Incentive Mechanism. The proposed framework combines CO2 targets for 2025 and 2030 with an incentive mechanism for zero- and low-emission vehicles. The incentive covers both zero-emission vehicles such as battery electric or fuel cell vehicles and low-emission vehicles having tailpipe emissions of less than 50 g CO2 per km—these are mainly plug-in hybrid vehicles.

Manufacturers achieving a share of zero- and low-emission vehicles, which is higher than the proposed benchmark level of 15% in 2025 and 30% in 2030, will be rewarded in the form of a less strict CO2 target. For determining that share, account is taken of the emission performance of the vehicles concerned. As a consequence, a zero-emission vehicle is counted more than a low-emission vehicle.

Oversight. The proposed framework introduces market surveillance mechanisms. The collection, publication, and monitoring of real world fuel consumption data is foreseen. This will be based on an obligation for manufacturers to fit standardised 'fuel consumption measurement devices' in new vehicles.

Moreover, in-service conformity checks will be introduced to ensure that the vehicles on the road perform as those approved during type-approval. In case of deviations, correction mechanisms allow for these deviations to be taken into account during the compliance assessment.

The Commission, supported by the European Environment Agency (EEA), publishes every year the monitoring data of the preceding calendar year including manufacturer-specific CO2 performance calculations. This well-established monitoring system constitutes the basis for annual compliance assessment.

In case a manufacturer (or pool) exceeds its specific emissions target, the Commission shall issue a penalty of 95 EUR per g CO2/km of exceedance for each newly registered vehicle of the manufacturer (or pool) concerned in that year. The proposal also includes:

The legislative proposal has been submitted to the European Parliament, the Council, the Economic and Social Committee and the Committee of the Regions for further consideration under the ordinary legislative procedure. The public has the possibility to provide feedback on the legislative proposal after it was adopted by the European Commission.

On the same day, AECC published a position pointing out the need to account for: 1) greenhouse gases generated by the production and delivery of the fuel or electricity to the vehicle, 2) greenhouse gases created during the manufacture, maintenance and recycling of the vehicle and 3) other greenhouse gases such as methane (CH4) and nitrous oxide (N2O).

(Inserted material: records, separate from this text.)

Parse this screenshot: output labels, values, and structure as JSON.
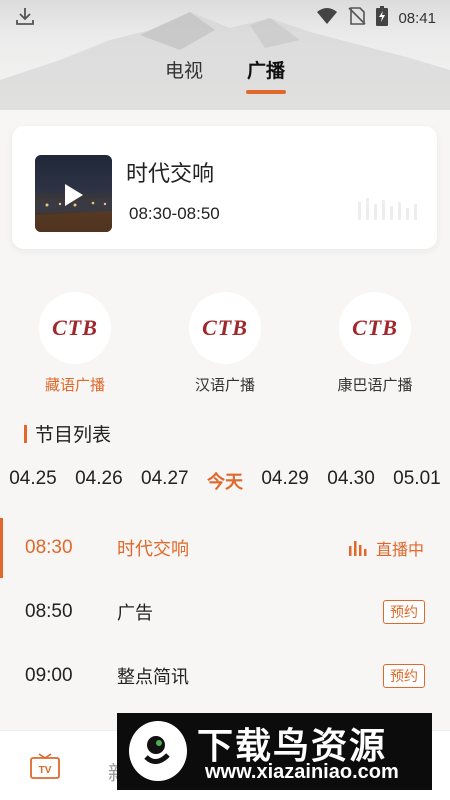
{
  "status_bar": {
    "time": "08:41"
  },
  "top_tabs": [
    {
      "label": "电视",
      "active": false
    },
    {
      "label": "广播",
      "active": true
    }
  ],
  "now_playing": {
    "title": "时代交响",
    "time_range": "08:30-08:50"
  },
  "stations": [
    {
      "logo_text": "CTB",
      "label": "藏语广播",
      "active": true
    },
    {
      "logo_text": "CTB",
      "label": "汉语广播",
      "active": false
    },
    {
      "logo_text": "CTB",
      "label": "康巴语广播",
      "active": false
    }
  ],
  "program_list": {
    "header": "节目列表",
    "dates": [
      "04.25",
      "04.26",
      "04.27",
      "今天",
      "04.29",
      "04.30",
      "05.01"
    ],
    "active_date_index": 3,
    "programs": [
      {
        "time": "08:30",
        "name": "时代交响",
        "status": "直播中",
        "live": true
      },
      {
        "time": "08:50",
        "name": "广告",
        "status": "预约",
        "live": false
      },
      {
        "time": "09:00",
        "name": "整点简讯",
        "status": "预约",
        "live": false
      }
    ]
  },
  "bottom_nav": {
    "tv_icon_label": "TV",
    "partial_label": "新"
  },
  "watermark": {
    "title": "下载鸟资源",
    "url": "www.xiazainiao.com"
  },
  "colors": {
    "accent": "#e0682a",
    "logo_red": "#a0272c"
  }
}
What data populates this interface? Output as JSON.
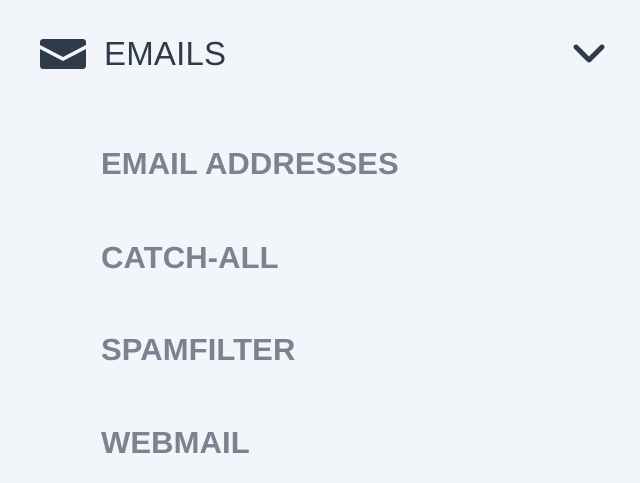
{
  "section": {
    "icon": "envelope-icon",
    "title": "EMAILS",
    "toggle_icon": "chevron-down-icon",
    "color": "#2f3b4a"
  },
  "submenu": {
    "items": [
      {
        "label": "EMAIL ADDRESSES"
      },
      {
        "label": "CATCH-ALL"
      },
      {
        "label": "SPAMFILTER"
      },
      {
        "label": "WEBMAIL"
      }
    ],
    "color": "#7b8290"
  },
  "background": "#f2f5f9"
}
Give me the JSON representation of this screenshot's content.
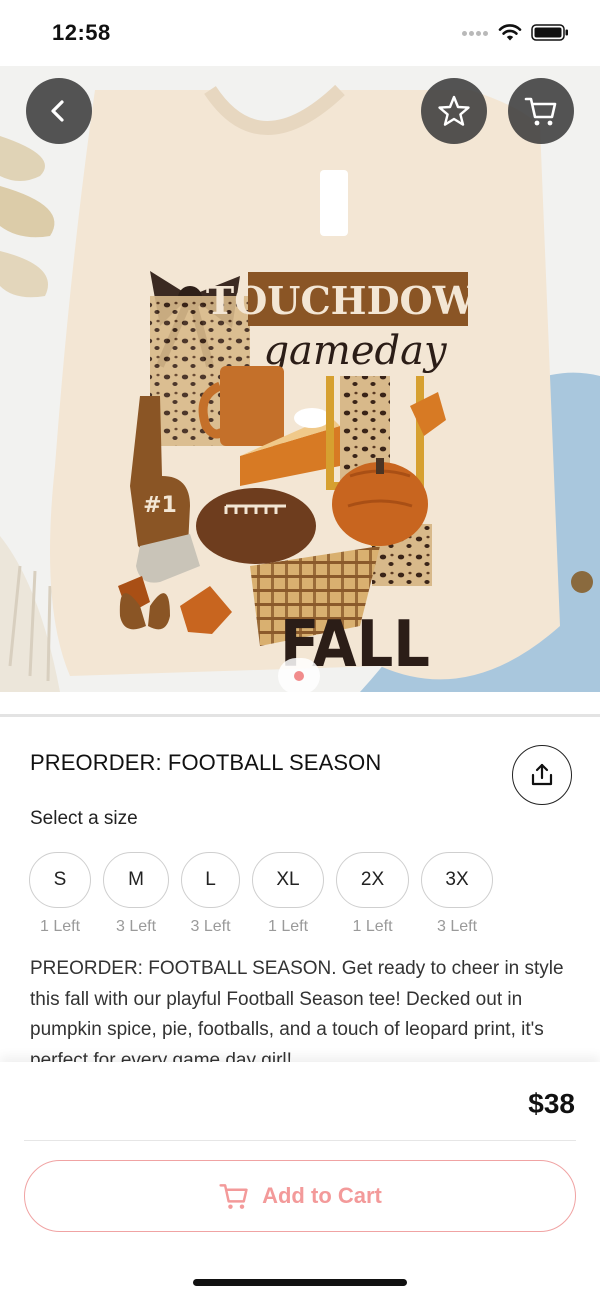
{
  "status_bar": {
    "time": "12:58"
  },
  "hero": {
    "print_text": {
      "line1": "TOUCHDOWN",
      "line2": "gameday",
      "line3": "FALL",
      "badge": "#1"
    },
    "active_page": 1,
    "page_count": 1
  },
  "nav": {
    "back_icon": "chevron-left-icon",
    "favorite_icon": "star-icon",
    "cart_icon": "cart-icon"
  },
  "product": {
    "title": "PREORDER: FOOTBALL SEASON",
    "select_size_label": "Select a size",
    "sizes": [
      {
        "label": "S",
        "stock": "1 Left"
      },
      {
        "label": "M",
        "stock": "3 Left"
      },
      {
        "label": "L",
        "stock": "3 Left"
      },
      {
        "label": "XL",
        "stock": "1 Left"
      },
      {
        "label": "2X",
        "stock": "1 Left"
      },
      {
        "label": "3X",
        "stock": "3 Left"
      }
    ],
    "description": "PREORDER: FOOTBALL SEASON. Get ready to cheer in style this fall with our playful Football Season tee! Decked out in pumpkin spice, pie, footballs, and a touch of leopard print, it's perfect for every game day girl!"
  },
  "checkout": {
    "price": "$38",
    "add_to_cart_label": "Add to Cart"
  },
  "colors": {
    "accent": "#f39a9a",
    "accent_border": "#f0a3a3",
    "pager_active": "#f18c8c",
    "nav_button_bg": "#3c3c3c"
  }
}
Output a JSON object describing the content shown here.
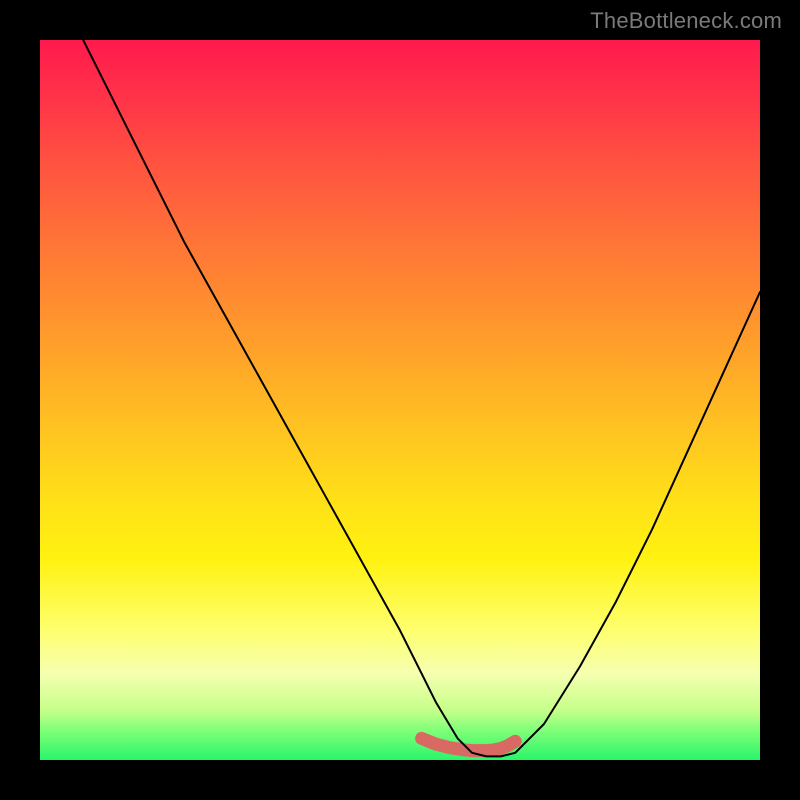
{
  "watermark": "TheBottleneck.com",
  "chart_data": {
    "type": "line",
    "title": "",
    "xlabel": "",
    "ylabel": "",
    "xlim": [
      0,
      100
    ],
    "ylim": [
      0,
      100
    ],
    "grid": false,
    "series": [
      {
        "name": "bottleneck-curve",
        "x": [
          6,
          10,
          15,
          20,
          25,
          30,
          35,
          40,
          45,
          50,
          53,
          55,
          58,
          60,
          62,
          64,
          66,
          70,
          75,
          80,
          85,
          90,
          95,
          100
        ],
        "values": [
          100,
          92,
          82,
          72,
          63,
          54,
          45,
          36,
          27,
          18,
          12,
          8,
          3,
          1,
          0.5,
          0.5,
          1,
          5,
          13,
          22,
          32,
          43,
          54,
          65
        ]
      }
    ],
    "highlight_region": {
      "name": "sweet-spot",
      "x": [
        53,
        55,
        57,
        59,
        60,
        61,
        62,
        63,
        64,
        65,
        66
      ],
      "values": [
        3.0,
        2.2,
        1.7,
        1.4,
        1.3,
        1.3,
        1.3,
        1.4,
        1.6,
        2.0,
        2.6
      ],
      "color": "#d86a63",
      "stroke_width": 13
    },
    "curve_color": "#000000",
    "curve_width": 2
  }
}
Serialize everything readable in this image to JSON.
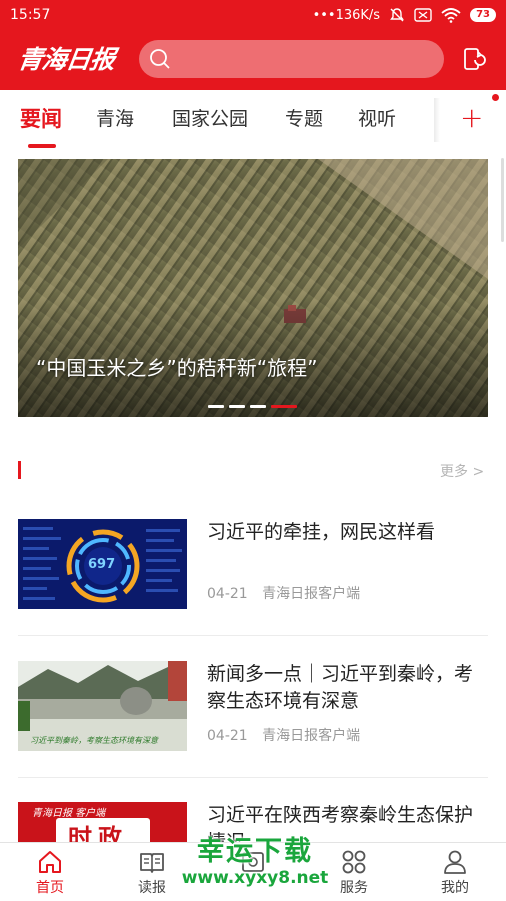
{
  "status_bar": {
    "time": "15:57",
    "network_speed": "•••136K/s",
    "battery": "73",
    "icons": [
      "bell-off-icon",
      "sim-icon",
      "wifi-icon",
      "battery-icon"
    ]
  },
  "header": {
    "logo_text": "青海日报",
    "search_placeholder": "",
    "action_icon": "refresh-phone-icon"
  },
  "tabs": {
    "items": [
      {
        "label": "要闻",
        "active": true
      },
      {
        "label": "青海",
        "active": false
      },
      {
        "label": "国家公园",
        "active": false
      },
      {
        "label": "专题",
        "active": false
      },
      {
        "label": "视听",
        "active": false
      }
    ],
    "add_label": "+"
  },
  "banner": {
    "caption": "“中国玉米之乡”的秸秆新“旅程”",
    "active_index": 3,
    "count": 4
  },
  "section": {
    "more_label": "更多 >"
  },
  "news": [
    {
      "title": "习近平的牵挂，网民这样看",
      "date": "04-21",
      "source": "青海日报客户端",
      "thumb_text": "697"
    },
    {
      "title": "新闻多一点｜习近平到秦岭，考察生态环境有深意",
      "date": "04-21",
      "source": "青海日报客户端",
      "thumb_text": "习近平到秦岭，考察生态环境有深意"
    },
    {
      "title": "习近平在陕西考察秦岭生态保护情况",
      "date": "",
      "source": "",
      "thumb_text": "时政",
      "thumb_logo": "青海日报 客户端"
    }
  ],
  "bottom_nav": {
    "items": [
      {
        "label": "首页",
        "icon": "home-icon",
        "active": true
      },
      {
        "label": "读报",
        "icon": "book-icon",
        "active": false
      },
      {
        "label": "",
        "icon": "center-icon",
        "active": false
      },
      {
        "label": "服务",
        "icon": "grid-icon",
        "active": false
      },
      {
        "label": "我的",
        "icon": "user-icon",
        "active": false
      }
    ]
  },
  "watermark": {
    "line1": "幸运下载",
    "line2": "www.xyxy8.net"
  },
  "colors": {
    "brand": "#e5171e",
    "text": "#222222",
    "meta": "#999999"
  }
}
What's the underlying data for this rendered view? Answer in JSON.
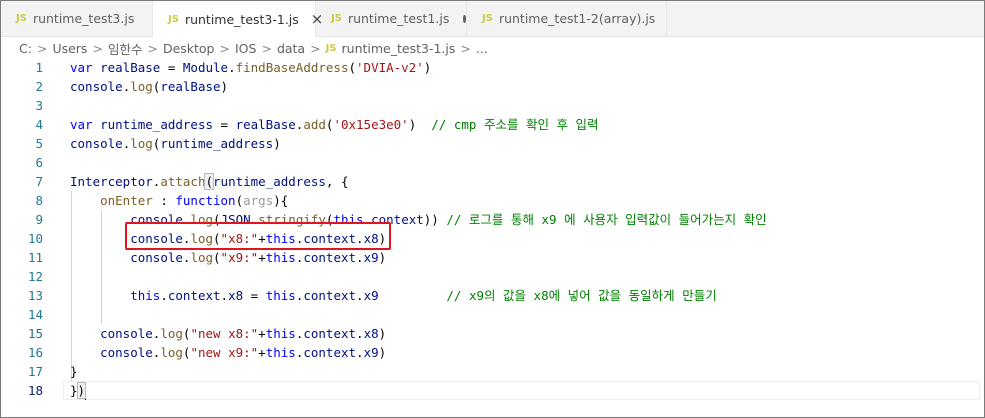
{
  "tabs": [
    {
      "label": "runtime_test3.js",
      "icon": "js-icon",
      "active": false,
      "state": "none"
    },
    {
      "label": "runtime_test3-1.js",
      "icon": "js-icon",
      "active": true,
      "state": "close"
    },
    {
      "label": "runtime_test1.js",
      "icon": "js-icon",
      "active": false,
      "state": "modified"
    },
    {
      "label": "runtime_test1-2(array).js",
      "icon": "js-icon",
      "active": false,
      "state": "modified"
    }
  ],
  "icon_text": {
    "js": "JS",
    "close": "×",
    "sep": ">"
  },
  "breadcrumb": {
    "parts": [
      "C:",
      "Users",
      "임한수",
      "Desktop",
      "IOS",
      "data"
    ],
    "file": "runtime_test3-1.js",
    "tail": "..."
  },
  "editor": {
    "line_numbers": [
      "1",
      "2",
      "3",
      "4",
      "5",
      "6",
      "7",
      "8",
      "9",
      "10",
      "11",
      "12",
      "13",
      "14",
      "15",
      "16",
      "17",
      "18"
    ],
    "current_line": "18",
    "lines": [
      [
        {
          "t": "kw",
          "v": "var"
        },
        {
          "t": "p",
          "v": " "
        },
        {
          "t": "id",
          "v": "realBase"
        },
        {
          "t": "p",
          "v": " = "
        },
        {
          "t": "id",
          "v": "Module"
        },
        {
          "t": "p",
          "v": "."
        },
        {
          "t": "fn",
          "v": "findBaseAddress"
        },
        {
          "t": "p",
          "v": "("
        },
        {
          "t": "str",
          "v": "'DVIA-v2'"
        },
        {
          "t": "p",
          "v": ")"
        }
      ],
      [
        {
          "t": "id",
          "v": "console"
        },
        {
          "t": "p",
          "v": "."
        },
        {
          "t": "fn",
          "v": "log"
        },
        {
          "t": "p",
          "v": "("
        },
        {
          "t": "id",
          "v": "realBase"
        },
        {
          "t": "p",
          "v": ")"
        }
      ],
      [],
      [
        {
          "t": "kw",
          "v": "var"
        },
        {
          "t": "p",
          "v": " "
        },
        {
          "t": "id",
          "v": "runtime_address"
        },
        {
          "t": "p",
          "v": " = "
        },
        {
          "t": "id",
          "v": "realBase"
        },
        {
          "t": "p",
          "v": "."
        },
        {
          "t": "fn",
          "v": "add"
        },
        {
          "t": "p",
          "v": "("
        },
        {
          "t": "str",
          "v": "'0x15e3e0'"
        },
        {
          "t": "p",
          "v": ")  "
        },
        {
          "t": "cm",
          "v": "// cmp 주소를 확인 후 입력"
        }
      ],
      [
        {
          "t": "id",
          "v": "console"
        },
        {
          "t": "p",
          "v": "."
        },
        {
          "t": "fn",
          "v": "log"
        },
        {
          "t": "p",
          "v": "("
        },
        {
          "t": "id",
          "v": "runtime_address"
        },
        {
          "t": "p",
          "v": ")"
        }
      ],
      [],
      [
        {
          "t": "id",
          "v": "Interceptor"
        },
        {
          "t": "p",
          "v": "."
        },
        {
          "t": "fn",
          "v": "attach"
        },
        {
          "t": "hl",
          "v": "("
        },
        {
          "t": "id",
          "v": "runtime_address"
        },
        {
          "t": "p",
          "v": ", {"
        }
      ],
      [
        {
          "t": "p",
          "v": "    "
        },
        {
          "t": "fn",
          "v": "onEnter"
        },
        {
          "t": "p",
          "v": " : "
        },
        {
          "t": "kw",
          "v": "function"
        },
        {
          "t": "p",
          "v": "("
        },
        {
          "t": "arg",
          "v": "args"
        },
        {
          "t": "p",
          "v": "){"
        }
      ],
      [
        {
          "t": "p",
          "v": "        "
        },
        {
          "t": "id",
          "v": "console"
        },
        {
          "t": "p",
          "v": "."
        },
        {
          "t": "fn",
          "v": "log"
        },
        {
          "t": "p",
          "v": "("
        },
        {
          "t": "id",
          "v": "JSON"
        },
        {
          "t": "p",
          "v": "."
        },
        {
          "t": "fn",
          "v": "stringify"
        },
        {
          "t": "p",
          "v": "("
        },
        {
          "t": "kw",
          "v": "this"
        },
        {
          "t": "p",
          "v": "."
        },
        {
          "t": "id",
          "v": "context"
        },
        {
          "t": "p",
          "v": ")) "
        },
        {
          "t": "cm",
          "v": "// 로그를 통해 x9 에 사용자 입력값이 들어가는지 확인"
        }
      ],
      [
        {
          "t": "p",
          "v": "        "
        },
        {
          "t": "id",
          "v": "console"
        },
        {
          "t": "p",
          "v": "."
        },
        {
          "t": "fn",
          "v": "log"
        },
        {
          "t": "p",
          "v": "("
        },
        {
          "t": "str",
          "v": "\"x8:\""
        },
        {
          "t": "p",
          "v": "+"
        },
        {
          "t": "kw",
          "v": "this"
        },
        {
          "t": "p",
          "v": "."
        },
        {
          "t": "id",
          "v": "context"
        },
        {
          "t": "p",
          "v": "."
        },
        {
          "t": "id",
          "v": "x8"
        },
        {
          "t": "p",
          "v": ")"
        }
      ],
      [
        {
          "t": "p",
          "v": "        "
        },
        {
          "t": "id",
          "v": "console"
        },
        {
          "t": "p",
          "v": "."
        },
        {
          "t": "fn",
          "v": "log"
        },
        {
          "t": "p",
          "v": "("
        },
        {
          "t": "str",
          "v": "\"x9:\""
        },
        {
          "t": "p",
          "v": "+"
        },
        {
          "t": "kw",
          "v": "this"
        },
        {
          "t": "p",
          "v": "."
        },
        {
          "t": "id",
          "v": "context"
        },
        {
          "t": "p",
          "v": "."
        },
        {
          "t": "id",
          "v": "x9"
        },
        {
          "t": "p",
          "v": ")"
        }
      ],
      [],
      [
        {
          "t": "p",
          "v": "        "
        },
        {
          "t": "kw",
          "v": "this"
        },
        {
          "t": "p",
          "v": "."
        },
        {
          "t": "id",
          "v": "context"
        },
        {
          "t": "p",
          "v": "."
        },
        {
          "t": "id",
          "v": "x8"
        },
        {
          "t": "p",
          "v": " = "
        },
        {
          "t": "kw",
          "v": "this"
        },
        {
          "t": "p",
          "v": "."
        },
        {
          "t": "id",
          "v": "context"
        },
        {
          "t": "p",
          "v": "."
        },
        {
          "t": "id",
          "v": "x9"
        },
        {
          "t": "p",
          "v": "         "
        },
        {
          "t": "cm",
          "v": "// x9의 값을 x8에 넣어 값을 동일하게 만들기"
        }
      ],
      [],
      [
        {
          "t": "p",
          "v": "    "
        },
        {
          "t": "id",
          "v": "console"
        },
        {
          "t": "p",
          "v": "."
        },
        {
          "t": "fn",
          "v": "log"
        },
        {
          "t": "p",
          "v": "("
        },
        {
          "t": "str",
          "v": "\"new x8:\""
        },
        {
          "t": "p",
          "v": "+"
        },
        {
          "t": "kw",
          "v": "this"
        },
        {
          "t": "p",
          "v": "."
        },
        {
          "t": "id",
          "v": "context"
        },
        {
          "t": "p",
          "v": "."
        },
        {
          "t": "id",
          "v": "x8"
        },
        {
          "t": "p",
          "v": ")"
        }
      ],
      [
        {
          "t": "p",
          "v": "    "
        },
        {
          "t": "id",
          "v": "console"
        },
        {
          "t": "p",
          "v": "."
        },
        {
          "t": "fn",
          "v": "log"
        },
        {
          "t": "p",
          "v": "("
        },
        {
          "t": "str",
          "v": "\"new x9:\""
        },
        {
          "t": "p",
          "v": "+"
        },
        {
          "t": "kw",
          "v": "this"
        },
        {
          "t": "p",
          "v": "."
        },
        {
          "t": "id",
          "v": "context"
        },
        {
          "t": "p",
          "v": "."
        },
        {
          "t": "id",
          "v": "x9"
        },
        {
          "t": "p",
          "v": ")"
        }
      ],
      [
        {
          "t": "p",
          "v": "}"
        }
      ],
      [
        {
          "t": "p",
          "v": "}"
        },
        {
          "t": "hl",
          "v": ")"
        },
        {
          "t": "cursor",
          "v": ""
        }
      ]
    ]
  },
  "colors": {
    "keyword": "#0000ff",
    "identifier": "#001080",
    "function": "#795e26",
    "string": "#a31515",
    "comment": "#008000",
    "line_number": "#237893",
    "annotation_box": "#e0131f"
  }
}
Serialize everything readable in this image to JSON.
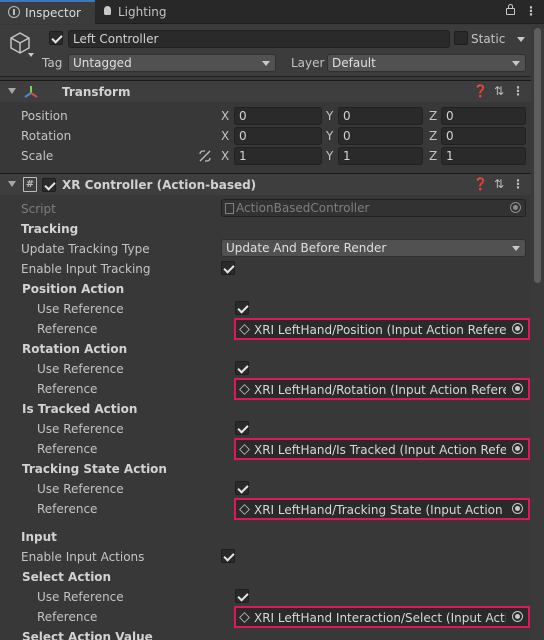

The ACEA welcomed the timing of the 2030 target but stated the 30% reduction level proposed by the Commission is also overly challenging. The European auto industry considers a 20% reduction by 2030 for cars to be achievable at a high, but acceptable, cost. They also stated that setting an additional target already in 2025 – just a few years after the 2021 targets – does not leave enough time to make the necessary technical and design changes to vehicles, in particular to light commercial vehicles given their longer development and production cycles.

Transport and Environment stated that the 30% reduction covers less than a third of the road transport emission cuts that are needed by 2030. As a result, EU countries will have to resort to much more difficult measures such as restricting traffic, banning combustion cars or very steep fuel tax increases. They also stated that while the proposal includes provisions to better monitor real-world fuel consumption it fails to include an effective system to ensure emissions cuts are delivered on the road instead of through laboratory tests.